I take my temperature often, both during hot soaks, and at other times dealing with my Low body Temperature Problems. Part of it is biofeedback training, trying to teach myself to adjust my body temperature and metabolism; and part has been in experiments related to the use of external tones, lights, and magnetic fields to improve metabolism and brain function. (Yea Olde Buddhist Monk techniques, now done up with little more than modern terminology. This stuff it is thousands of years old, cross cultural, etc.)
Think about it for a moment, how does the body regulate temperature? Level one, is by regulating blood circulation to the skin. Level two, is by sweating. In my own experience, I have found that I can easily show 8 degrees of difference between in-mouth temperature and colder skin temperature.
Excitement, room temperature variations, even thinking about your mother in-law, all those things have a major impact on blood circulation to the skin, and not in a uniform manner. Several years ago at the Whole Earth Expo in San Francisco, there were a bunch who were doing something very much like psychotherapy by watching the fluctuations in skin temperature in their subjects as they said various words. (The next year, they expanded their booth from a single to a quad! They were raking it in!)
There is also a whole brand of faith healing which appears to use near subliminal detection of changes in skin temperature as a core part of their therapy. I almost burst out laughing as they said there was also "a more distant spiritual component" out about the location of the downdraft from the convection cell created by their warm victim. That does not mean their techniques don't work, only that they don't know what they are talking about.
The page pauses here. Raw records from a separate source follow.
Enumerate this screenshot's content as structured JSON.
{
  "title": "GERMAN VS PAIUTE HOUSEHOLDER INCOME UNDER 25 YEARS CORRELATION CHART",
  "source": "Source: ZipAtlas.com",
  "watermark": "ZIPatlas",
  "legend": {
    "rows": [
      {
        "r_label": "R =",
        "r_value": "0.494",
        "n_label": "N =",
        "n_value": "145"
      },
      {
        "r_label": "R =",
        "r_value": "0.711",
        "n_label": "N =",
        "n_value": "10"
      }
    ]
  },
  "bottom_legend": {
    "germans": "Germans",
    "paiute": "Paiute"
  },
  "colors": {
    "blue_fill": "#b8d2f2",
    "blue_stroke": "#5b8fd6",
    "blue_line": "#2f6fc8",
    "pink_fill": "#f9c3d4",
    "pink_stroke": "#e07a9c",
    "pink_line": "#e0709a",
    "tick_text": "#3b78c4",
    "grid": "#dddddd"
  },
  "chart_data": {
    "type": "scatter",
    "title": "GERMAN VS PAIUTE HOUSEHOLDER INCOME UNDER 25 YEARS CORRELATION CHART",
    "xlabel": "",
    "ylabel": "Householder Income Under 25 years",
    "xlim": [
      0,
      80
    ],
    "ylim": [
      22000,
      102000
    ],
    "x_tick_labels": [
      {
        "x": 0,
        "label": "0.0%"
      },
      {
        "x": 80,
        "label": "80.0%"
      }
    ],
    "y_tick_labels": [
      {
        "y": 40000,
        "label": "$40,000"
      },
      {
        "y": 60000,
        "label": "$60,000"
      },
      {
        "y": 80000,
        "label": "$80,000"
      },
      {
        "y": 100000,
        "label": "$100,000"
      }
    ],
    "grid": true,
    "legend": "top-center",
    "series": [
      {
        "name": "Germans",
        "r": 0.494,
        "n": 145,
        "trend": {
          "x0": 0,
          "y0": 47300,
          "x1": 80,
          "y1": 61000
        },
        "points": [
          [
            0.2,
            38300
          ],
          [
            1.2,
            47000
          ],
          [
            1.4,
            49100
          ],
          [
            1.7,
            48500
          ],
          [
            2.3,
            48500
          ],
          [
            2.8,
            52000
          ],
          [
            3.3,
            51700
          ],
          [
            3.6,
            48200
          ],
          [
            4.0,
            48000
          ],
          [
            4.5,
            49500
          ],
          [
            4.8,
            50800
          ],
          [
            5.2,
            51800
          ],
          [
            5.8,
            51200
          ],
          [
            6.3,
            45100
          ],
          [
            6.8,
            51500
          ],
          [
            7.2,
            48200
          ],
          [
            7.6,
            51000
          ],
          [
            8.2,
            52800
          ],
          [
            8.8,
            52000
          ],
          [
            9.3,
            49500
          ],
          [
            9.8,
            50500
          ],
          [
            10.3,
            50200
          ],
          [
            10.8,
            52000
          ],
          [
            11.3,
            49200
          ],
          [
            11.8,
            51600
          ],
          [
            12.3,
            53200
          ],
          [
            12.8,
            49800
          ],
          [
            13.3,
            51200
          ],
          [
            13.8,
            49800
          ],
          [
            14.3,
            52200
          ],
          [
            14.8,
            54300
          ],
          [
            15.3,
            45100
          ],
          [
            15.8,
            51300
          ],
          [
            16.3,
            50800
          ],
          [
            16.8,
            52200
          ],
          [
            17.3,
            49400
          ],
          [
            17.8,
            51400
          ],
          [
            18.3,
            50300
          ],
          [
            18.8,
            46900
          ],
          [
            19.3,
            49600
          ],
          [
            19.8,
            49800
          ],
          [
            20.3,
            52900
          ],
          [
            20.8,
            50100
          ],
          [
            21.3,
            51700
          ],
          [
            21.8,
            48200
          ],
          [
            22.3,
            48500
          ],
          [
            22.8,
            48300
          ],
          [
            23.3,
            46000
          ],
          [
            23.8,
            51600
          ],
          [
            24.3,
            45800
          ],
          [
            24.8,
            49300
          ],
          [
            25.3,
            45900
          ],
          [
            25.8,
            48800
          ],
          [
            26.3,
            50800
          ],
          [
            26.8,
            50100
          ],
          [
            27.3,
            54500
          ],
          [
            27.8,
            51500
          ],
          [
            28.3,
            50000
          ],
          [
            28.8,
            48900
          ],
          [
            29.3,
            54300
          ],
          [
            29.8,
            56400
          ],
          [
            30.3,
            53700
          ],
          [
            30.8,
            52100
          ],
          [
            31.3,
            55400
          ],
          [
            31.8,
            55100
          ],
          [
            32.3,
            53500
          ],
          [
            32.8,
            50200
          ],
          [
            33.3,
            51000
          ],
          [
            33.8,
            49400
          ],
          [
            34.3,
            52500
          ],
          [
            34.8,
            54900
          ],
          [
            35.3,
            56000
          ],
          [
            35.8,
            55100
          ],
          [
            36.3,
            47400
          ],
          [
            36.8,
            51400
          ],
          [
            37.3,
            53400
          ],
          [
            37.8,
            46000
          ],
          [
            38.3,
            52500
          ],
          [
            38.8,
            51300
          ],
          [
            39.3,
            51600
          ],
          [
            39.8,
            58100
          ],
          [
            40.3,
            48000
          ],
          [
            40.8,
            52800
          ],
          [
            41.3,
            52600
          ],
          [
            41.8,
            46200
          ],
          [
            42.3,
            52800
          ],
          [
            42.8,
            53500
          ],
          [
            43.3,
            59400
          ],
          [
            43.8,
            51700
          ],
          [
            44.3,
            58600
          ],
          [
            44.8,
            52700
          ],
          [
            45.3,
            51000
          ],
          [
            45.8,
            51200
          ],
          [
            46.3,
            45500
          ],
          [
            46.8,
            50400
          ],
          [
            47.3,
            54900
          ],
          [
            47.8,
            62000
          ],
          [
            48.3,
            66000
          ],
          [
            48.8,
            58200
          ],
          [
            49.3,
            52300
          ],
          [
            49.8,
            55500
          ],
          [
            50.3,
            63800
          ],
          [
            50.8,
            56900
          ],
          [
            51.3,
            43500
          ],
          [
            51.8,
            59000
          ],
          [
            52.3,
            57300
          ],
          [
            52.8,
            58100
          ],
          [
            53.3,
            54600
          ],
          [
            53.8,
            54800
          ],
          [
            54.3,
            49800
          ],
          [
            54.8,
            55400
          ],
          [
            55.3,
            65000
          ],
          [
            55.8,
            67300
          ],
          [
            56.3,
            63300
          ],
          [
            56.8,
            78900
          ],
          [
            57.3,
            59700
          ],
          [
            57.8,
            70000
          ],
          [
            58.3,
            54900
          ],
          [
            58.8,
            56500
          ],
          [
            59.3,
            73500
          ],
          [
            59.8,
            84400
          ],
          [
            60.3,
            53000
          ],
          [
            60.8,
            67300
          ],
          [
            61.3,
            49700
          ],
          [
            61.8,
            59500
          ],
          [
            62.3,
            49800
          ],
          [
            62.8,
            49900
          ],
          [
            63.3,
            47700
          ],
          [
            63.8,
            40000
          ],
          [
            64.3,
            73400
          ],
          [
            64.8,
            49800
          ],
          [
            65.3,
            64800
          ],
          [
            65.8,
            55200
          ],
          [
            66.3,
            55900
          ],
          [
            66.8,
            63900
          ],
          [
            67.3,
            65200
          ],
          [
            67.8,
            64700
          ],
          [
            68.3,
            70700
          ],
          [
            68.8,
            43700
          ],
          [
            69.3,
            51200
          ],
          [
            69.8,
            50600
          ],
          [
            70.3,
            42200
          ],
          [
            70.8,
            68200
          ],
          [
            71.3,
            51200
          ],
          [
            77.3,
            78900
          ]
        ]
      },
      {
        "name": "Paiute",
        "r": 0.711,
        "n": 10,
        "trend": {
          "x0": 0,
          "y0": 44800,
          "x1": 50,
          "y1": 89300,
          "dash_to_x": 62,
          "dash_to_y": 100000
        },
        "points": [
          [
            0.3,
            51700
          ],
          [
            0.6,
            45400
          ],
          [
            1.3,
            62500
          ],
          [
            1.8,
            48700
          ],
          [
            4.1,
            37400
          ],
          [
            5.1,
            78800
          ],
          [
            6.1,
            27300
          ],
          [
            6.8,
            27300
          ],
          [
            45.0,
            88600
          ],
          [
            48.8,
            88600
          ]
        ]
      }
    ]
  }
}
Lots of things work for reasons unknown to the people working them. After all, do you know the details about flame propagation in the pistons of your automobile? But that does not stop you from driving it to work.
Since regular thermometers are not made to clinical standards, I check their accuracy by using a rubber band to hold the bulb next to the bulb of a clinical glass thermometer, immersing the set in a glass of water, then slowly heating the glass to see how closely they track the clinical thermometer. Some do well, others do poorly; I guess it just depends on who calibrated them.
One other problem is that many of these are made in China, and Chinese wire insulation technology is just crap! The insulation breaks down in less than half a year of daily use. But indoor/outdoor thermometers are cheap and more convenient than looking at a clinical thermometer in your mouth cross eyed.